Na konferencji prasowej po LOTTO WARSAW FIM SGP OF POLAND wiceprezes Polskiego Związku Motorowego Michał Sikora podkreślał, że zarówno PZM-ot jak i operator Stadionu Narodowego spółka PL.2012+ stworzyły idealne warunki do tego, by te zawody się odbyły na najwyższym poziomie. Za przygotowanie toru odpowiedzialna była duńska firma wskazana przez FIM - Międzynarodową Federację Motorową - czytamy w dalszej części oświadczenia.

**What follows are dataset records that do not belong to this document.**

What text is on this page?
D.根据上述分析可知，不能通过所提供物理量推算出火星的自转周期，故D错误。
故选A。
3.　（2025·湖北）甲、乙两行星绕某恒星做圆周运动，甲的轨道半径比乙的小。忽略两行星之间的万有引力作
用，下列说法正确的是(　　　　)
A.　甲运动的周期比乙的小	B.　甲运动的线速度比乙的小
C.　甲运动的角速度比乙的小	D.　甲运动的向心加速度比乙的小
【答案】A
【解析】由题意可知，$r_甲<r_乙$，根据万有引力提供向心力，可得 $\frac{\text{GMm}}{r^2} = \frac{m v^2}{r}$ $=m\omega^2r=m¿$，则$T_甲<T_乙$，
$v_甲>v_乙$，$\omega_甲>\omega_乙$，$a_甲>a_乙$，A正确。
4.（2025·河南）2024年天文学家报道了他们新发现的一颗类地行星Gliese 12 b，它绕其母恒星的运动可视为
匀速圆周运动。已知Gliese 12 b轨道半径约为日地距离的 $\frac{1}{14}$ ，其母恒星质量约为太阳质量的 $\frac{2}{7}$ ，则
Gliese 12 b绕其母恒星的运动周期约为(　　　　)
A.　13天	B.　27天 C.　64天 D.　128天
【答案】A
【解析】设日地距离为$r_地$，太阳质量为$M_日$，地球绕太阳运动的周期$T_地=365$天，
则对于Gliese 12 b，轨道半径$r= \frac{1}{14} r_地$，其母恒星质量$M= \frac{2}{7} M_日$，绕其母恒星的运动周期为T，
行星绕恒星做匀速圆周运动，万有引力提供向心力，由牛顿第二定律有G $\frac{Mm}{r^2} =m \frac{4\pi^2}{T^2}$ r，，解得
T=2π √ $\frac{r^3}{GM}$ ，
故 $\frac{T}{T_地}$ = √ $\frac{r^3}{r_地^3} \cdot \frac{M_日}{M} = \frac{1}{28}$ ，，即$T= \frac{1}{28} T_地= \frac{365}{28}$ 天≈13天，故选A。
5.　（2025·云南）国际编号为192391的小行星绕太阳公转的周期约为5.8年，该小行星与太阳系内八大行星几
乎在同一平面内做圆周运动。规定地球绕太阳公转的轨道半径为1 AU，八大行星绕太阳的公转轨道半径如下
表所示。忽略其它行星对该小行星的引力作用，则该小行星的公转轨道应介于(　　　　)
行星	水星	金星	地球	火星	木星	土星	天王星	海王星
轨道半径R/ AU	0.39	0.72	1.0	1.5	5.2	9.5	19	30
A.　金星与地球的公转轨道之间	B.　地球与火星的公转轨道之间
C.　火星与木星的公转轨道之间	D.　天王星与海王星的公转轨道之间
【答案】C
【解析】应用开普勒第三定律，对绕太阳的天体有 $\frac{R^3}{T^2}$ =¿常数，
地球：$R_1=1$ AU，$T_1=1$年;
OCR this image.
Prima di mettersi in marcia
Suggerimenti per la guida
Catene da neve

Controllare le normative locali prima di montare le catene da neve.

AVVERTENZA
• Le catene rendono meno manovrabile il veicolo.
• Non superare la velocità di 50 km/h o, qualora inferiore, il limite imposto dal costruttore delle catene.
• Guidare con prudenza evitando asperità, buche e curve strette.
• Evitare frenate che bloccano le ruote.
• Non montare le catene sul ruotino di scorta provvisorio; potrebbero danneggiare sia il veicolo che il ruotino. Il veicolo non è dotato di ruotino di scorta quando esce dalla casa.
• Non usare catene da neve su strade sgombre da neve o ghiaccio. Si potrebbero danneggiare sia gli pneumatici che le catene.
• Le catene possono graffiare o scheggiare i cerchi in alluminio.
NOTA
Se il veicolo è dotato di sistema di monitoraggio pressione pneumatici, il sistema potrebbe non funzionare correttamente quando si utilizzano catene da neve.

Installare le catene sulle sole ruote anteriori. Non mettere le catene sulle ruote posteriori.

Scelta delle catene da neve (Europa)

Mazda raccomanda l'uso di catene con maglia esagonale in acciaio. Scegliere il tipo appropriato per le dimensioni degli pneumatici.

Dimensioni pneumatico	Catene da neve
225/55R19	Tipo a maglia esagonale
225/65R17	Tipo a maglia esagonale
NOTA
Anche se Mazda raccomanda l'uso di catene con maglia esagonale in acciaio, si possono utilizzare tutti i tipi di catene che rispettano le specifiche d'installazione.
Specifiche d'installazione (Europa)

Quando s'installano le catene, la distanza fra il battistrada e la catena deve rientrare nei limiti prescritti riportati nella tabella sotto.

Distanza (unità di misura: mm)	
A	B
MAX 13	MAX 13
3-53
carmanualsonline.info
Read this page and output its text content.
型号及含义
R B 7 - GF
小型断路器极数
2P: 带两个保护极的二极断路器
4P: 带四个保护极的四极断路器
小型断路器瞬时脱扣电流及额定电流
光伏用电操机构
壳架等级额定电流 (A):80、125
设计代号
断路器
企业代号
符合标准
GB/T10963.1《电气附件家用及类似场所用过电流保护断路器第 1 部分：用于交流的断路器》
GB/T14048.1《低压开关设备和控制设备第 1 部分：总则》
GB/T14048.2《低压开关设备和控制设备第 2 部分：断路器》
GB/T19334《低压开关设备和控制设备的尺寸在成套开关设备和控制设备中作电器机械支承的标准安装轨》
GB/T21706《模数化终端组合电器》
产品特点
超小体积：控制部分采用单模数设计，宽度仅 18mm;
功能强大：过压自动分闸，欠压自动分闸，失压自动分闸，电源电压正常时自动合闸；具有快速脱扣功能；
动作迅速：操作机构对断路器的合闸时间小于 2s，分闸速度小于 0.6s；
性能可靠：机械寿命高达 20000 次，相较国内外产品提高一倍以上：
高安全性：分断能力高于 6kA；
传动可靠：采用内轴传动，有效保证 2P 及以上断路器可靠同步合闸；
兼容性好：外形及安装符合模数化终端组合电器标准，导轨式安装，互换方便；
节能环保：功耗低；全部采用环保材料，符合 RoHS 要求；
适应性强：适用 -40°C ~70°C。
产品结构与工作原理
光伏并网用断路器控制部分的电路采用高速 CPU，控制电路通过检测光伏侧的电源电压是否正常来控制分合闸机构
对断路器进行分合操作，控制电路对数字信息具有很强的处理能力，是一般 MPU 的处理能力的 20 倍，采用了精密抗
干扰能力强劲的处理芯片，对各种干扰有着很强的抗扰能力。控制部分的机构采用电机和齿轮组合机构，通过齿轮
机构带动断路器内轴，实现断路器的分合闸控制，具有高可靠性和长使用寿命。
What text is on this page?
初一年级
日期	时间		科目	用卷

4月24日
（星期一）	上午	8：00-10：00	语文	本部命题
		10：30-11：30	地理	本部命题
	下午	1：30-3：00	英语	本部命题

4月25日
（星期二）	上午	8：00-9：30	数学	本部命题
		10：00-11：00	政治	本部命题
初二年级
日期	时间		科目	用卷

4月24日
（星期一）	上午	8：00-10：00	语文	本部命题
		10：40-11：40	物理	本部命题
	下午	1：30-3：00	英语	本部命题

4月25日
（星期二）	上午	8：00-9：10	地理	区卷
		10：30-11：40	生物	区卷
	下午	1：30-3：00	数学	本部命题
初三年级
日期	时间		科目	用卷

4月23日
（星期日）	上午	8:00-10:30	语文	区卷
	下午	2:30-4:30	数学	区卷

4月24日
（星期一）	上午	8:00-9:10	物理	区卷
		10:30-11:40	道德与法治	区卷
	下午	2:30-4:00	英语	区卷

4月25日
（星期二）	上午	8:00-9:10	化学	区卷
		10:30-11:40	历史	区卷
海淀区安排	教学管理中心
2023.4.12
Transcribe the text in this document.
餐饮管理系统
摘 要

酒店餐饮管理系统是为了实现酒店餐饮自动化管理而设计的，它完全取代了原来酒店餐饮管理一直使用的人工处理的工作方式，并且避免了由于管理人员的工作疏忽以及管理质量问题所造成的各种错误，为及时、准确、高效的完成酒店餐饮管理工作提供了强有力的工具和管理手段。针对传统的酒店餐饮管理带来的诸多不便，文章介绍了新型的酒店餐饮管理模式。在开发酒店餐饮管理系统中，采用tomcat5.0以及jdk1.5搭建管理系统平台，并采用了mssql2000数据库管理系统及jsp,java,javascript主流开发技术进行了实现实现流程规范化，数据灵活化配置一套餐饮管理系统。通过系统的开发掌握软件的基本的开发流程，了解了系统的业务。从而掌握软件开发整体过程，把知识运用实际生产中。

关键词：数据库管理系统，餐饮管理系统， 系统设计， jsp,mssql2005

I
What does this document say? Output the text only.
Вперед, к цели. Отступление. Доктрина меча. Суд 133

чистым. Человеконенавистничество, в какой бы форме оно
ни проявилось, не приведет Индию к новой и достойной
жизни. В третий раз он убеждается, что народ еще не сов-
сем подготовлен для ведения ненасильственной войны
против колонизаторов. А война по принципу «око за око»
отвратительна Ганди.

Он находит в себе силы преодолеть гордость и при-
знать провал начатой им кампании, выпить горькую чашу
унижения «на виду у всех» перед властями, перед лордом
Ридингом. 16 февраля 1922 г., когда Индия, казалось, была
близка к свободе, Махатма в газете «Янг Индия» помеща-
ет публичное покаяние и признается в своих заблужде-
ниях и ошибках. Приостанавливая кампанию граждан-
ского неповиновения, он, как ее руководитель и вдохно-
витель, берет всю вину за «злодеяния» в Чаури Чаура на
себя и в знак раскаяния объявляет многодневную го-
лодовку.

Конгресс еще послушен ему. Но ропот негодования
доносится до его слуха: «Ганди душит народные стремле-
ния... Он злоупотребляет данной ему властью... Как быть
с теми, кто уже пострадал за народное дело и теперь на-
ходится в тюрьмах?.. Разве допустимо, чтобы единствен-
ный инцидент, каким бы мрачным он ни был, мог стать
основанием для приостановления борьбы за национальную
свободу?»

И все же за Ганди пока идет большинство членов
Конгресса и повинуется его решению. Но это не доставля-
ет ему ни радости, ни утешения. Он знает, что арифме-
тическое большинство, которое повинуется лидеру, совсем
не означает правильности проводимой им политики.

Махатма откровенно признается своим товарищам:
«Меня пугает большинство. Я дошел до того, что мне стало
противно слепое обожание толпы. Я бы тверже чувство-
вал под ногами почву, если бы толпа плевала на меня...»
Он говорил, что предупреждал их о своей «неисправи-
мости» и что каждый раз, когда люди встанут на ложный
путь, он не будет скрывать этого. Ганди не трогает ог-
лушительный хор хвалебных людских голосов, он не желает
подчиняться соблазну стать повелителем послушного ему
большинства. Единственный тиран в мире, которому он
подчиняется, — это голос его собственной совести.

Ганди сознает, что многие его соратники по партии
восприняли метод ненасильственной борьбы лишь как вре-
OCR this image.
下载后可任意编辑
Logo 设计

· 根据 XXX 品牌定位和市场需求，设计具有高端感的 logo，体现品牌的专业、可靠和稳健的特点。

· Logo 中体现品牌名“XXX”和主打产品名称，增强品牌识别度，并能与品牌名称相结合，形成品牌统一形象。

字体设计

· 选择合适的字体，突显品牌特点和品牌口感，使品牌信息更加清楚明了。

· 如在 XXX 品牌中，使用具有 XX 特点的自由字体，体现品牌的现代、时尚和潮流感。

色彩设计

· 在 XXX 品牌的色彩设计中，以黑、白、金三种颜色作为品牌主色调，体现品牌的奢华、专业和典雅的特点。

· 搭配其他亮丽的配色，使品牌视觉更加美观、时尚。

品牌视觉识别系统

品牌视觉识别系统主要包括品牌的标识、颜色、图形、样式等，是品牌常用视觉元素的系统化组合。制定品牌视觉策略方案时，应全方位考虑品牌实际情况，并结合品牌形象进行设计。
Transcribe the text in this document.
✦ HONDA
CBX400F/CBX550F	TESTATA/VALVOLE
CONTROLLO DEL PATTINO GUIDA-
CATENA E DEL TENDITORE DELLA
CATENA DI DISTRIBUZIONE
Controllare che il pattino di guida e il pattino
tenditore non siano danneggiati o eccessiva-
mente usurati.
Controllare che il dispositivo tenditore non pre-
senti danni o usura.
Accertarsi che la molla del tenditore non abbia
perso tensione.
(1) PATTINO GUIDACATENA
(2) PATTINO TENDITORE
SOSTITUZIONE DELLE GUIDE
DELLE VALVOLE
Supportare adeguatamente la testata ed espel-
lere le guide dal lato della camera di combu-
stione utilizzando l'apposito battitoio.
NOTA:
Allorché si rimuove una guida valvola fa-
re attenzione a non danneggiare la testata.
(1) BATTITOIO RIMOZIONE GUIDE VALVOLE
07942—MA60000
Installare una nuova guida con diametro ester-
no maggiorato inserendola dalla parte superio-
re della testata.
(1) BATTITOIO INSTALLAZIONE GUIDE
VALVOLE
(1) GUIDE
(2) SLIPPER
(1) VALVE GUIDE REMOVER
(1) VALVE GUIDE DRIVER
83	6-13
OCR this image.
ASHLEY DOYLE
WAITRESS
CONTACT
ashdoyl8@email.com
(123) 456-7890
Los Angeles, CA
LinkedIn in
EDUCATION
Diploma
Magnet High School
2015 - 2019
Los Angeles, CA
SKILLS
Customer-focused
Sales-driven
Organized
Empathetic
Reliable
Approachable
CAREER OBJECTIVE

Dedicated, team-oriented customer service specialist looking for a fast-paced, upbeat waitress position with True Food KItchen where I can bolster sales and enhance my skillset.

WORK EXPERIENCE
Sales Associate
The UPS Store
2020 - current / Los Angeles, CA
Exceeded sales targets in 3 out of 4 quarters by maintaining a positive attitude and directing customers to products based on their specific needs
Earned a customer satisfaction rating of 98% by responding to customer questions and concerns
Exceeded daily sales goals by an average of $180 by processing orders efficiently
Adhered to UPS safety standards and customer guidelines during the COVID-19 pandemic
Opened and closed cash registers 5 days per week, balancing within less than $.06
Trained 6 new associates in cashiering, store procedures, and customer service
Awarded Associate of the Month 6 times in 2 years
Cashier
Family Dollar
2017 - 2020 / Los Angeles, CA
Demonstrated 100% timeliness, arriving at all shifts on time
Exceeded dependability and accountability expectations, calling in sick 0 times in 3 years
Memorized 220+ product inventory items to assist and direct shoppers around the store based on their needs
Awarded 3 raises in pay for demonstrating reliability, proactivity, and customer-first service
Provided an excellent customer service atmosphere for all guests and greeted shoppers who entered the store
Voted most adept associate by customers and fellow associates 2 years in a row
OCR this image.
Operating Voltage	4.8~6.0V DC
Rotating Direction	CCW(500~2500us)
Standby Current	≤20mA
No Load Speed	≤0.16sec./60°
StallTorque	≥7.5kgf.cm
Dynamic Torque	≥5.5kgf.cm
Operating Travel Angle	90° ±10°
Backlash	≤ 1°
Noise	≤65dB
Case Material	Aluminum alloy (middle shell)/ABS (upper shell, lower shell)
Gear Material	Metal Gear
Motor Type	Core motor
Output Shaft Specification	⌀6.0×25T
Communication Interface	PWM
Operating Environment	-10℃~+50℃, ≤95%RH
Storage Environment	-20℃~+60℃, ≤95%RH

Organizatorzy zwrócili się w komunikacie również do kibiców: Dziękujemy 53 tysiącom kibiców, którzy przyszli na Stadion Narodowy dopingować najlepszych żużlowców świata. Stworzyliście świetną atmosferę!

Kibice wściekli na organizatorów: "Zakpili sobie z nas"

Kibice, z którymi po przerwaniu zawodów rozmawiał reporter RMF FM Mariusz Piekarski, powtarzali, że to, co wydarzyło się na Narodowym, to "wstyd" i "totalna porażka".

Przyjechaliśmy specjalnie z Berlina, taki kawał drogi. Tak się cieszyliśmy. Straciliśmy pieniądze na podróż pociągiem, na wejście i na hotel. Jesteśmy rozczarowani, zawiedzeni bardzo. To jest parodia. Tak się nie robi! - usłyszał nasz reporter od fanów żużla, którzy na imprezę przyjechali z niemieckiej stolicy.

Zakpili sobie z nas. To wina organizatorów, biorą za to pieniądze, powinni przygotować to, jak należy. Porażka! - komentowali z kolei kibice, którzy do Warszawy ściągnęli z Gorzowa Wielkopolskiego. Przyjechaliśmy pożegnać Tomka Golloba. I co to jest za pożegnanie? Żenada - dodawali.

Organizatorzy sobie nie poradzili. Porażka totalna. Myślę, że to od początku był niewypał. Wstyd dla Polski. Gdyby to był jakiś ligowy mecz, to pół biedy. Ale przy takiej imprezie... wstyd totalny - komentował ktoś inny.

Na koniec nasz reporter usłyszał zaś: Po trzydziestu latach wyleczyłem się z żużla. Po trzydziestu latach, rozumie pan? Dałem sobie spokój w dniu dzisiejszym.

Organizacyjną klapę obserwowali z trybun również prezydent Bronisław Komorowski i były prezydent Lech Wałęsa.